VM went Offline during a DRS-initiated vMotion event, where the VM was migrated from one ESXi host to another.
search cancel

VM went Offline during a DRS-initiated vMotion event, where the VM was migrated from one ESXi host to another.

book

Article ID: 427587

calendar_today

Updated On:

Products

VMware vSphere ESXi

Issue/Introduction

In environments where DRS is enabled, a virtual machine may experience brief stun time during a DRS-initiated vMotion, even though the migration itself completes successfully at the ESXi level.
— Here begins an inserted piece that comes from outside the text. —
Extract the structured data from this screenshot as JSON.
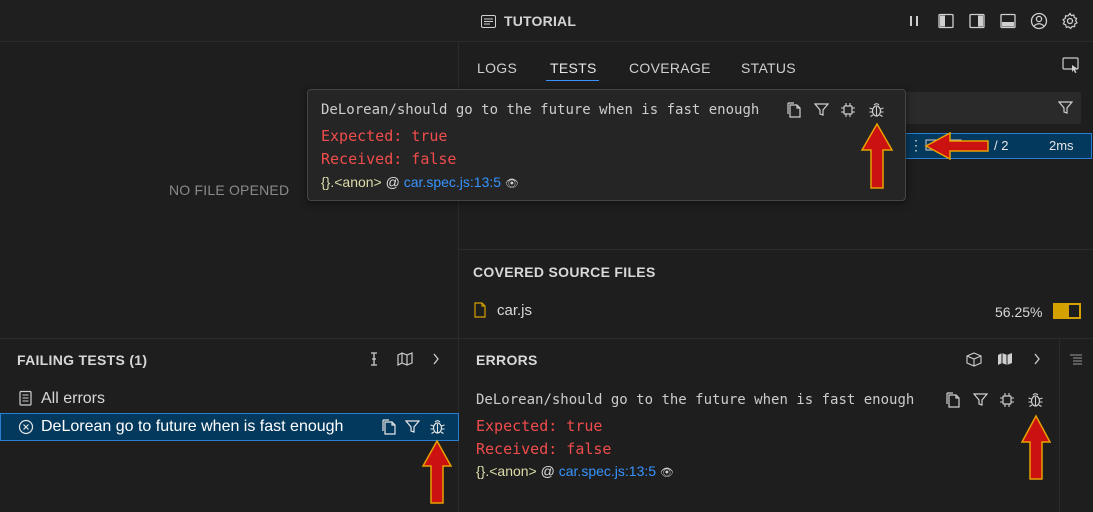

From the /vmfs/volumes/vmfolder/vmware.log we can see the below

The vMotion workflow was initiated successfully, as shown by the VM entering the migration state machine:

YYYY-MM-DDT00:00:00.000Z In(05) vmx - MigratePlatformInitMigration: init migration data, is_source: 0
YYYY-MM-DDT00:00:00.000Z In(05) vmx - MigrateSetState: Transitioning from state MIGRATE_FROM_VMX_INIT (8) to MIGRATE_FROM_VMX_WAITING (9)
YYYY-MM-DDT00:00:00.000Z In(05) vmx - MigrateSetState: Transitioning from state MIGRATE_FROM_VMX_WAITING (9) to MIGRATE_FROM_VMX_PRECOPY (10)


The VM then completed the memory pre-copy phase and entered the checkpoint and restore phase, during which a brief stun and suspend/resume operation occurs:

YYYY-MM-DDT00:00:00.000Z In(05) vmx - MigrateWaitForData: Waited for 29.93 seconds
YYYY-MM-DDT00:00:00.000Z In(05) vmx - MigrateSetState: Transitioning from state MIGRATE_FROM_VMX_PRECOPY (10) to MIGRATE_FROM_VMX_CHECKPT (11)
YYYY-MM-DDT00:00:00.000Z In(05) vmx - DUMPER: Restoring checkpoint version 8


Finally, the migration completed successfully with a success status code:

YYYY-MM-DDT00:00:00.000Z In(05) vmx - MigrateSetStateFinished: type=2 new state=MIGRATE_FROM_VMX_FINISHED
YYYY-MM-DDT00:00:00.000Z In(05) vcpu-0 - Migration took 72007 micro secs to complete restore with result 0x0, migration status complete

These log entries confirm that:

The DRS-initiated vMotion started successfully.

The VM progressed through pre-copy and checkpoint (stun) phases.

The migration completed successfully.

Environment

VMware vSphere ESXi 7.x
VMware vSphere ESXi 8.x

Cause

When a virtual machine is migrated by DRS using vMotion, the ESXi host performs a brief stun and fast suspend/resume operation as part of the checkpoint and restore phase, which is required to safely transfer the running workload between physical hosts.

While this stun interval is typically very short and transparent to most Guest Operating Systems and applications, certain highly sensitive workloads may experience application interruptions, crashes, or persistent performance impact if they are unable to tolerate brief pauses in CPU or network processing during the migration window.

Resolution

  1. Exclude sensitive virtual machines from drs or use affinity rules to pin the affected vm’s to specific ESXi hosts in order to prevent them from being migrating.
  2. Contact the Guest OS or Application vendor for fine tuning.